8 out of 10 Cats Does Countdown: Season 17 (All 4)
What once might have sounded like the unlikeliest of pairings, 8 out of 10 Cats doing Countdown has become a mainstay of Channel 4’s comedy output. It’s a no-brainer for the broadcaster, simply taking the cast of one show and moving it into the existing set of another, but the end result has perhaps become more entertaining than either of them on their own. 17 seasons in and the set-up’s slicker than ever, and still hasn’t run out of novel appeal of seeing adults seeming sneak onto the austere set of a long-running programme out-of-hours and behave like children. The format is strong enough to give Jimmy Carr and team captains Jon Richardson and Sean Lock some structure, and the guests are either amusingly adept and competitive or entertainingly incompetent and competitive.

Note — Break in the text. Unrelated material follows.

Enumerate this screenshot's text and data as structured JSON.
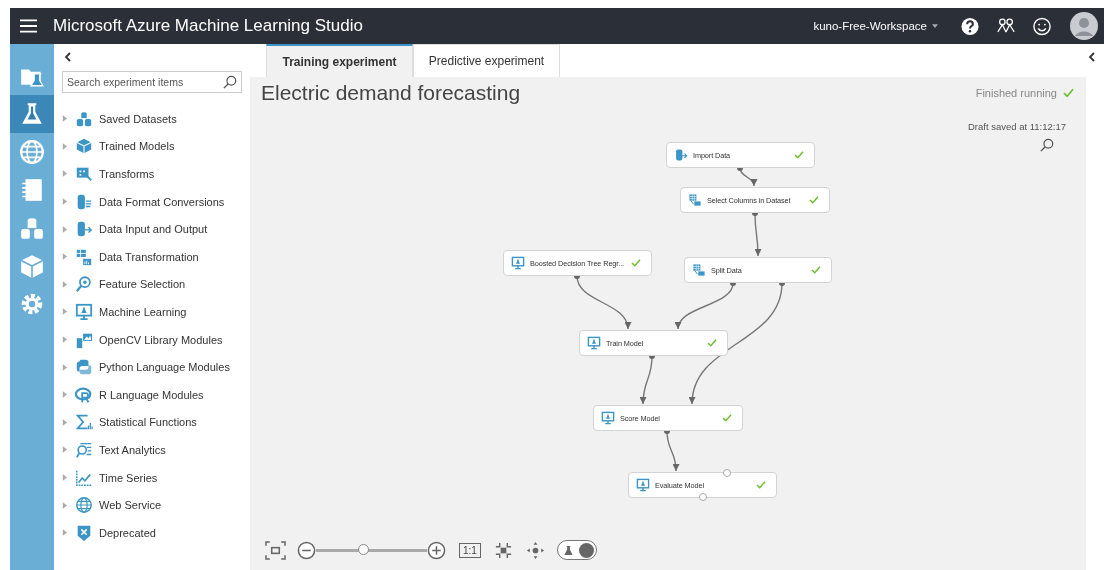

This new season welcomes the abrupt stylings of Henning Wehn, and counters them smartly with the blustering charm of Claudia Winkleman, who is in her element when allowed to express her zanier side (and bring along her pet kittens). Best of all, though, are Rachel Riley and Susie Dent, who transfer from the show proper into its sillier cousin with a clear enjoyment of being allowed to cut loose, gamely joining Jimmy in daft stunts as the countdown clock counts down every round. The dictionary definition of fun.
Prison (All 4)
Channel 4’s remarkable yet brutal documentary series returns for a second run, and once again doesn’t shy away from the harsh realities of life behind bars, with no concessions, glossy generalisations or flattering omissions. Season 2 brings us to HMP Durham once more, and again benefits from the same level of access, rooted in trust and respect. And so we dive head-first into a nuanced, in-depth exploration of violence in jail, asking why the cycle of cruelty between prisoners and against staff continue, and what it would take to break it. All that and still time to find the tiny joy in someone making a curry in a kettle inside their cell, this excursion into a UK penal institution continues to be insightful, important viewing.